Felizmente pudo resistir, pero se puso a llorar. Era para ella un sufrimiento indecible. ¿De dónde podían venirle esas ideas contra su hija?

"Durante el mes de enero de 1951, estando todavía en cama, me dijo un día: «Anda a ver a B . . . Pídele que venga a verme. Estoy harta de estas payasadas. ¡Es necesario que él termine con todo esto!»

"Hice lo que me pidió. Por la noche, después de sus consultas, B . . . fué a casa. Quiso tener una conversación a solas con mi mujer.

Y le dijo, entonces, que fuera a casa de él, sola. La llevé, pues, a
casa del hombre, y la dejé sola, durante alrededor de media hora,
con él.

"Cuando salió, me pareció un poco trastornada. Le dije entonces:
«¿Qué te pasa?' ¡Estás toda rara!» —«¡Oh! —me contestó— es ese imbécil de B . . . que me ha pedido que sea su amante!» Le repliqué:

«¡Déjeme en paz, y no quiero oír hablar más de eso! . . .» "El curandero no había insistido, sobre todo porque la casa donde estaba se hallaba llena de gente. Su mujer, sin embargo, no estaba ahí. Pero el miserable no había renunciado por tan poco, como íbamos a verlo.

"El mes de enero se pasó. Mi mujer seguía mal y era siempre contra su pequeña Annie contra quien le daba. Esto se convirtió en una obsesión tan terrible que no pudo más y a principios de febrero de 1951, me dijo un día: «Sabes, es necesario que vaya a hacerme curar a J . . . Estaré más cerca de B . . . para que él me cuide y le pediré que me saque de esta situación, no puedo más, en efecto, ;y es necesario que me aleje de mi hija porque tengo miedo de cansarle algún daño!»

"Hemos visto bien, más tarde, que la astucia de Satán, a las órdenes de B. . . , consistía justamente en eso: el temor de mi mujer con respecto a su hija, iba a empujarla hacia B . . . que no había digerido la negativa de mi mujer, en ocasión del primer ataque.

"¡Crees verdaderamente —le contesté— que esto andará mejor si vas junto a ese individuo! ¡Yo no tengo demasiada confianza! "Pero como ella insistía, la llevé de vuelta al hotel donde habíamos estado antes de Navidad y la dejé sola, porque yo tenía que ir a mi trabajo. Todo se pasó en idas y venidas, hasta el martes siguiente. Mi mujer se encontraba allá desde el viernes. El martes por la mañana, lo ve entrar en su cuarto, cuando ella estaba todavía en la cama. Y, sin vergüenza, le hizo las proposiciones más innobles. Mi mujer se rebela. Le dice las palabras que convienen a un asqueroso de esa clase: «¡Déjeme tranquila —añade—; voy a contarle todo a mi marido!»

Amenazas

"Ante este nuevo fracaso, B. . . llega a las amenazas más categóricas:
«¡Si se lo dice a su marido, le pesará! ¡No me gusta que se me resistan y va usted a arrepentirse!»
"—¿Qué me ha hecho —le grita mi mujer— para que yo esté tan enferma?
"—Vamos — prosigue él encolerizado —, no soy yo quien la ha enfermado; ¡es tal vez algún farsante que le ha hecho algo . . .
" Oh! le espeta mi mujer—. ¡El farsante es usted! "Y él le contesta con una risa sarcástica:

"—¡Oh! es un hechizo que le he hecho a usted, nada más!.. . "Sin comprender bien mi mujer exclama: —¡Voy a telefonear a mi marido para que venga a buscarme esta tarde! "—¡Pues bien, yo le digo que no telefoneará y que va a quedarse aquí!

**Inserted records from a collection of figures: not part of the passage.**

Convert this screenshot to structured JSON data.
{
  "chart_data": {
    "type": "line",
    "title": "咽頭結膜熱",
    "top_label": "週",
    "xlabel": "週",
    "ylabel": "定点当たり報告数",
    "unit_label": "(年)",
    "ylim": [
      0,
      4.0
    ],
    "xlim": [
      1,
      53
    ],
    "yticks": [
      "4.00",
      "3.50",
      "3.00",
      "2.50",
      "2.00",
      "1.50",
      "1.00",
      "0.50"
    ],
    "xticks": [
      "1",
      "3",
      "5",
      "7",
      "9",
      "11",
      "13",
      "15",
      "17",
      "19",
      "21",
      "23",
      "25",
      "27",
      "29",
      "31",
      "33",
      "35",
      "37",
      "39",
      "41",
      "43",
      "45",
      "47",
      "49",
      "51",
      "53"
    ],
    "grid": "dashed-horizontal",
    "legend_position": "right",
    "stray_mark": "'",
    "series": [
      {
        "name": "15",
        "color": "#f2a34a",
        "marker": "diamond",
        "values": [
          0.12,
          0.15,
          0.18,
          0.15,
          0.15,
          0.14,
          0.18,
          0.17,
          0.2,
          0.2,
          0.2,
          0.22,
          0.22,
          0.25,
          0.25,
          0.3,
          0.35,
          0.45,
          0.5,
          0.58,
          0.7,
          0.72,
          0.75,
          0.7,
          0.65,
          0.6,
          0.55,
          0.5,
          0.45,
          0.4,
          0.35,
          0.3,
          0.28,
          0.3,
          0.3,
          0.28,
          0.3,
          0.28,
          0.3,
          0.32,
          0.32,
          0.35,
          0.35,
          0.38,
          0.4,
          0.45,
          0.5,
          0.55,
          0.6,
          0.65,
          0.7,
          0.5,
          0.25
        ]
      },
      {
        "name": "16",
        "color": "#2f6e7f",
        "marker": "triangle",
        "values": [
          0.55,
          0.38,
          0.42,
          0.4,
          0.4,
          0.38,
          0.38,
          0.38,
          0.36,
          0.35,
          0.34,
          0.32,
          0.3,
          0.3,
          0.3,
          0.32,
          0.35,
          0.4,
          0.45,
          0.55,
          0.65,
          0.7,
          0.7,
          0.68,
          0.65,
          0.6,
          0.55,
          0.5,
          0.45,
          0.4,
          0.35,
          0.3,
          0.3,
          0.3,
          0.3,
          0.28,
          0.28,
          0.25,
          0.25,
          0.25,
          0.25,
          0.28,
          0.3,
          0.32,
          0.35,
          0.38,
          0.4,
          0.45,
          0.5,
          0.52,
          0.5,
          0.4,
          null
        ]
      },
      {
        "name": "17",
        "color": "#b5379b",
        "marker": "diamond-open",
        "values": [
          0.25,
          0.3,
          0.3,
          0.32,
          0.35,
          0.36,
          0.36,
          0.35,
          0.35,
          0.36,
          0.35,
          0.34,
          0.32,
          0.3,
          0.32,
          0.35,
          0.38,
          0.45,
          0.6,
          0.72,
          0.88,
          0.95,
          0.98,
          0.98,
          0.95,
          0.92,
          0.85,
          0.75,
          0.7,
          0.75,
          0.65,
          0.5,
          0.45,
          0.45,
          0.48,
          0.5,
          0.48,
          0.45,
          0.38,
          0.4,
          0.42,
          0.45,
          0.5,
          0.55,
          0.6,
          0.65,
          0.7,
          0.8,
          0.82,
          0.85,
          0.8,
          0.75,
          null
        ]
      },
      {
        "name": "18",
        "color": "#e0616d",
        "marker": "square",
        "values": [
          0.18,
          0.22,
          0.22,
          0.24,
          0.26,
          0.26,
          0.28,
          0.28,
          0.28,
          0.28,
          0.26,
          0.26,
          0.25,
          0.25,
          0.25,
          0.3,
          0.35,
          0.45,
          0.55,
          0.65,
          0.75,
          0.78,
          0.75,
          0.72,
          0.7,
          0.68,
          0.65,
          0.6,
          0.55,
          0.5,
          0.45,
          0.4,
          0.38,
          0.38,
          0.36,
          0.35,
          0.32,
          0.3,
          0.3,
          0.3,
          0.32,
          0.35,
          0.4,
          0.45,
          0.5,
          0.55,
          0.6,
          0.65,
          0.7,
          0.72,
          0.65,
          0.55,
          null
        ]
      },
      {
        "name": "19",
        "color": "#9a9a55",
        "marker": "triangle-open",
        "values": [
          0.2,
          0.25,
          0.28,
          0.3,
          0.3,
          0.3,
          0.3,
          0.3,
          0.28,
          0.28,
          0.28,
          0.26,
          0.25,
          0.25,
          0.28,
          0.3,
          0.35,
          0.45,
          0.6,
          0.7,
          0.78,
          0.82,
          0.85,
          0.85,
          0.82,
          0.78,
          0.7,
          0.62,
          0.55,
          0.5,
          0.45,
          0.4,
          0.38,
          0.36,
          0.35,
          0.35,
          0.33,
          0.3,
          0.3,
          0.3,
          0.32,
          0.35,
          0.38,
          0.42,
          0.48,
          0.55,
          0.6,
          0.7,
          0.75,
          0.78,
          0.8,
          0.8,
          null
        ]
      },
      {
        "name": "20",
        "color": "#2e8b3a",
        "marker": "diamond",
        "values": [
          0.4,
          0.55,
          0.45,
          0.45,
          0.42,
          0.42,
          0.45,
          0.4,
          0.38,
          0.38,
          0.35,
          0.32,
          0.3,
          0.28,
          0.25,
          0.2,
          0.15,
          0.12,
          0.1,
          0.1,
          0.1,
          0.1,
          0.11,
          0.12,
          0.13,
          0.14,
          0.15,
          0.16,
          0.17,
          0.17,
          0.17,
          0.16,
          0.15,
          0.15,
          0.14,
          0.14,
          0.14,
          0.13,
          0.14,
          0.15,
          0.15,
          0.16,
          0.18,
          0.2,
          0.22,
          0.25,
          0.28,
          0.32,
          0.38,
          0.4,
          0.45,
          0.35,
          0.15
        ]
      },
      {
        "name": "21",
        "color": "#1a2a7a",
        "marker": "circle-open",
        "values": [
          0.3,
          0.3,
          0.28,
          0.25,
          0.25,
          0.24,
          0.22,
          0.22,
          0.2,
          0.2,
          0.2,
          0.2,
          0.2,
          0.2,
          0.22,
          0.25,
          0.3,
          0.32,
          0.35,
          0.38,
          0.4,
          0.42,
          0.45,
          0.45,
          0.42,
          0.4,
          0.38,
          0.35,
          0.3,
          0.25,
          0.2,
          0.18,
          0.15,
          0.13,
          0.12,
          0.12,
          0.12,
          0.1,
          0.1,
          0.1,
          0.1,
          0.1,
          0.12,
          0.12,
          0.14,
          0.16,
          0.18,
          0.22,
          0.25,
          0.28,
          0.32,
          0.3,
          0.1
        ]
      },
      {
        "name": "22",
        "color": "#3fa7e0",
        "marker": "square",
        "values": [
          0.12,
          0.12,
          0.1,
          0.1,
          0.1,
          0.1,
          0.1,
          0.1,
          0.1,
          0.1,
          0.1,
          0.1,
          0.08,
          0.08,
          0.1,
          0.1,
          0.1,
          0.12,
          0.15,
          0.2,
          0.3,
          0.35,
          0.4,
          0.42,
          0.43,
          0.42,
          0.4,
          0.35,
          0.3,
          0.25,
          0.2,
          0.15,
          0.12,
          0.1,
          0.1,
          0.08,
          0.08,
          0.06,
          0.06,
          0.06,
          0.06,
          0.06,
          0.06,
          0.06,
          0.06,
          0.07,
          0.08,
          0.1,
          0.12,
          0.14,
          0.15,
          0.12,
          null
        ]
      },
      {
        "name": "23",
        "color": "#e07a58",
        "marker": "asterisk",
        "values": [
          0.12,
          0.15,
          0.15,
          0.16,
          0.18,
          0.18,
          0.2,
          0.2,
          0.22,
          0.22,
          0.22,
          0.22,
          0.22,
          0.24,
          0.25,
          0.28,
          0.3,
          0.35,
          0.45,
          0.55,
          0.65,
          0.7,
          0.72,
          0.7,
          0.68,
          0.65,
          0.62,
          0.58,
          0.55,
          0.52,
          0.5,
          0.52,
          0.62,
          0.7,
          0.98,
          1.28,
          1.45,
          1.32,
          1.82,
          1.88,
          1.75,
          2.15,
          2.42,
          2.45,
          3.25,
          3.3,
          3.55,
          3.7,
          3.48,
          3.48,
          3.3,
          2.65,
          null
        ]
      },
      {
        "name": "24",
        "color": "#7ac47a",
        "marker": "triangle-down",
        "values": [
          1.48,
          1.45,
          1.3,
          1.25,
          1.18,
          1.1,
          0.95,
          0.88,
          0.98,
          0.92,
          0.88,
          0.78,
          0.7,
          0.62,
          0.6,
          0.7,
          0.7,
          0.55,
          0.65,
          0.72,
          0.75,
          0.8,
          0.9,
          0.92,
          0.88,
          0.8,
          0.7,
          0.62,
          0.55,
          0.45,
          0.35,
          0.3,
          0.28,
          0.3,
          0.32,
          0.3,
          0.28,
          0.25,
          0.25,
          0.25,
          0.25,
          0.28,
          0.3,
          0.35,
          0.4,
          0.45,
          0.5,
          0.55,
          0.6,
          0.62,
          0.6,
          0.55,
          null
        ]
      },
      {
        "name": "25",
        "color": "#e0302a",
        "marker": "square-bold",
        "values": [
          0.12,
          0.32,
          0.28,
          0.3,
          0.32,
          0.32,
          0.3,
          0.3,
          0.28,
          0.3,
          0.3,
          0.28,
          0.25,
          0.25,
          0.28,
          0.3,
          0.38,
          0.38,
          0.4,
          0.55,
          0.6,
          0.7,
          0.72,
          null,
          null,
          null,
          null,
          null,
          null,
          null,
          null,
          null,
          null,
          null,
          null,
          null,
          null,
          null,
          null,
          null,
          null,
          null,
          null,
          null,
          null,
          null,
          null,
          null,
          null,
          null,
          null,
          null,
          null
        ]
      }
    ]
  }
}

"Con esto, partió muy encolerizado y bajó al café del restaurante. "—¡Pues bien! —replicó R . . . — ¡es lo que vamos a ver! ¡Le pesará su rechazo!

"Por cierto, toda la tarde, mi mujer hizo esfuerzos vanos para llegar hasta la cabina telefónica. Sin embargo, sólo estaba a cuatro o cinco metros de distancia, en el mismo hotel. Y sólo fué por la noche, cerca de las 20, cuando yo le telefoneé como todos los días para tener noticias de ella, que pudo arrastrarse, penosamente, hasta la cabina, y me dijo en un suspiro: «¡Ven, ven en seguida a buscarme!»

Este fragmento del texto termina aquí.